«Dichosa tú, que has creído» (Lc 1, 45), dijo Isabel a María. Y dichosos todos los que, imitando a María, aceptan hoy con corazón de niño este don inestimable que abre las puertas de la auténtica alegría.
Por: Alejandro Ortega Trillo | Fuente: Catholic.net
Por: Alejandro Ortega Trillo | Fuente: Catholic.net
Es una de las palabras más cortas de la lengua castellana; apenas dos letras. Simple y delgada, como una clavija de acero inoxidable, pero que soporta la existencia de miles de millones de personas. Por ella han dado la vida muchos hombres y mujeres; incluso niños. De ella se han nutrido las vidas más plenas –las más santas–; y en ella han encontrado luz y consuelo las más desamparadas y perdidas.
«Dichosa tú, que has creído» (Lc 1, 45), dijo Isabel a María. Y dichosos todos los que, imitando a María, aceptan hoy con corazón de niño este don inestimable que abre las puertas de la auténtica alegría. Ya desde los albores del cristianismo, y mucho antes que Jesús predicara el Sermón de la Montaña, con sus bienaventuranzas, quedó claro que la fe es condición necesaria de la felicidad.
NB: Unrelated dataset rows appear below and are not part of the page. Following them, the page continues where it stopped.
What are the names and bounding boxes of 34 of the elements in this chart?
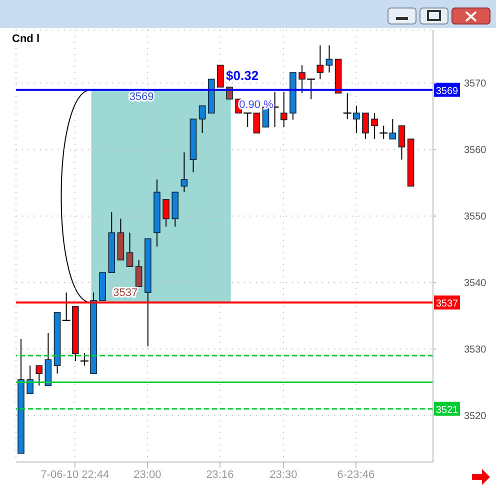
y-tick-label: 3520 bbox=[464, 411, 487, 422]
annotation: 3569 bbox=[129, 90, 154, 103]
x-tick-label: 23:16 bbox=[206, 468, 234, 481]
candlestick bbox=[198, 105, 206, 134]
candlestick bbox=[326, 44, 333, 74]
candlestick bbox=[371, 112, 378, 140]
annotation: 3537 bbox=[113, 286, 138, 299]
ref-line-label: 3537 bbox=[436, 298, 459, 310]
ref-line-label: 3521 bbox=[436, 404, 459, 416]
y-tick-label: 3540 bbox=[464, 278, 487, 290]
x-tick-label: 23:00 bbox=[134, 468, 162, 481]
x-tick-label: 7-06-10 22:44 bbox=[40, 468, 110, 481]
candlestick bbox=[253, 112, 260, 134]
y-tick-label: 3570 bbox=[464, 78, 487, 90]
candlestick bbox=[316, 44, 324, 80]
x-tick-label: 23:30 bbox=[270, 468, 298, 481]
y-tick-label: 3560 bbox=[464, 145, 487, 156]
ref-line-label: 3569 bbox=[436, 86, 459, 97]
candlestick bbox=[398, 125, 406, 160]
candlestick bbox=[280, 91, 288, 128]
candlestick bbox=[362, 112, 369, 140]
x-tick-label: 6-23:46 bbox=[337, 468, 375, 481]
annotation: Cnd l bbox=[12, 33, 40, 45]
candlestick bbox=[135, 259, 142, 288]
annotation: $0.32 bbox=[226, 68, 259, 83]
candlestick bbox=[36, 365, 43, 386]
candlestick bbox=[162, 198, 170, 228]
candlestick bbox=[217, 64, 224, 88]
candlestick bbox=[126, 232, 134, 268]
candlestick bbox=[26, 365, 34, 394]
candlestick bbox=[180, 152, 188, 193]
y-tick-label: 3550 bbox=[464, 212, 487, 223]
y-tick-label: 3530 bbox=[464, 344, 487, 356]
candlestick bbox=[389, 118, 396, 140]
Porque la fe precede todas las bienaventuranzas. O, por mejor decir, las resume todas. Sólo en ella la pobreza de espíritu se transforma en posesión, la misericordia en perdón, la pureza de corazón en visión, la mansedumbre en paz, el hambre y la sed de justicia en hartura.
Jesús, después de su resurrección, dirá a Tomás casi las mismas palabras que Isabel dijo a María: «Dichosos los que sin ver creen» (Jn 20, 29). «Dichosos…» ¿Está hablando Jesús de un premio futuro, en la vida eterna, para quienes acojan la fe en esta vida terrena? ¿O será más bien que la fe tiene una luz propia para verlo todo, interpretarlo y reaccionar de un modo que hace posible la felicidad ya en esta vida?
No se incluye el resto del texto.